How did influencer intellectuals emerge? Trough feeders have always existed. They are not new. People speaking assuredly about science, even though they lack actual domain expertise, is probably as old as science itself, at least in its most modern incarnation. What distinguishes this new generation of trough feeders from those past is the structure of incentives that shape their interests, engagement, and reach. Being a dubiously confident scientist in the 1980s was certainly possible—there were quite a few of those! But building a profitable career as an expert and on the back of dubious claims was a heavy lift. Key institutions of the public sphere—in particular, traditional media and scientific associations—constituted roadblocks for trough feeders to rise in public as authoritative experts. The system wasn’t perfect, of course (think of the merchants of doubt!), but it prevented some overly confident yet woefully uninformed individuals from shaping public conversations in significant ways. Damage could be contained.

The rise of influencer platforms, of the fragmented public sphere of Web 2.0, changed this fundamentally. Traditional media was no longer a filter. Audiences could be developed away from its reach, one click at a time, in the servers of Facebook, Twitter, and Instagram. Driven by monetization, the algorithms running on these servers privileged clicks over content. Users curated their experiences, following those that said what they wanted to hear. And those who succeeded, those who managed to amass enough clicks, follows, likes, and engagements, became sources of authority and prestige beyond the platforms. Matthew effects travelled from the digital to the real, clicks were transmuted from fool’s gold into actual monies. Book deals, speaker deals, even tacky clothing-line deals. Deals galore! All tied to clicks. None tied to actually knowing how things work.

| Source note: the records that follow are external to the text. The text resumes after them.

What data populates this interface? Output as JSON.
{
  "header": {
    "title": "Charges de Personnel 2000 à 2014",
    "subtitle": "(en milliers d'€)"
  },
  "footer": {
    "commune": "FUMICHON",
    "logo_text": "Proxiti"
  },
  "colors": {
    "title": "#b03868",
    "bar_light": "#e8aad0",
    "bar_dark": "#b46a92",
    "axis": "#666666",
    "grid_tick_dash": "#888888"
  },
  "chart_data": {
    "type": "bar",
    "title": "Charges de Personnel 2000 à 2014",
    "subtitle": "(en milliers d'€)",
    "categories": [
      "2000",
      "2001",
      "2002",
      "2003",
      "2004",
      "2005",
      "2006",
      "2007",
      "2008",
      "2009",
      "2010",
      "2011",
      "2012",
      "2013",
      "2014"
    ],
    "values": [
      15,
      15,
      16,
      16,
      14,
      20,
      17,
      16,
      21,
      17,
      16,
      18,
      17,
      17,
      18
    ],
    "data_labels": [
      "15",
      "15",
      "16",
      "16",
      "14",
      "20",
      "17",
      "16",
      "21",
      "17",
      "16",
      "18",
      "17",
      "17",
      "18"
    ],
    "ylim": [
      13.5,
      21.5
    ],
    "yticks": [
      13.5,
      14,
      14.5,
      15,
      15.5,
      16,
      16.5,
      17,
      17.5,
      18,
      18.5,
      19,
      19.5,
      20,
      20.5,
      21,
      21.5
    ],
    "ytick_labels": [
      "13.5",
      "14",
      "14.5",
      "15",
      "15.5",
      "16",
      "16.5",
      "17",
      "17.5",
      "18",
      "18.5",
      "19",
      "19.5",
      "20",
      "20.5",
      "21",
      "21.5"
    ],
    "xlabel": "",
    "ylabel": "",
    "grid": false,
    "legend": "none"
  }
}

Some trough feeders thrived in this environment, circulating through magazines, podcasts, op-eds, newspapers of record, and the speaking circuit. Without actually knowing much about what they professed, they became experts for their audiences. Far detached from the core sets involved in the making of knowledge, in the production of claims, they became voices of wisdom, celebrities of sorts propped up not by their achievements as researchers or scholars, but by their structural position in the digital world. And unlike trough feeders past, these influencer intellectuals shape public conversations. Lacking a robust public sphere, their claims circulate, uncontested, frictionless, through the algorithms of monetization of the platforms on which they thrive.

So there it is. Influencer intellectuals. Beware.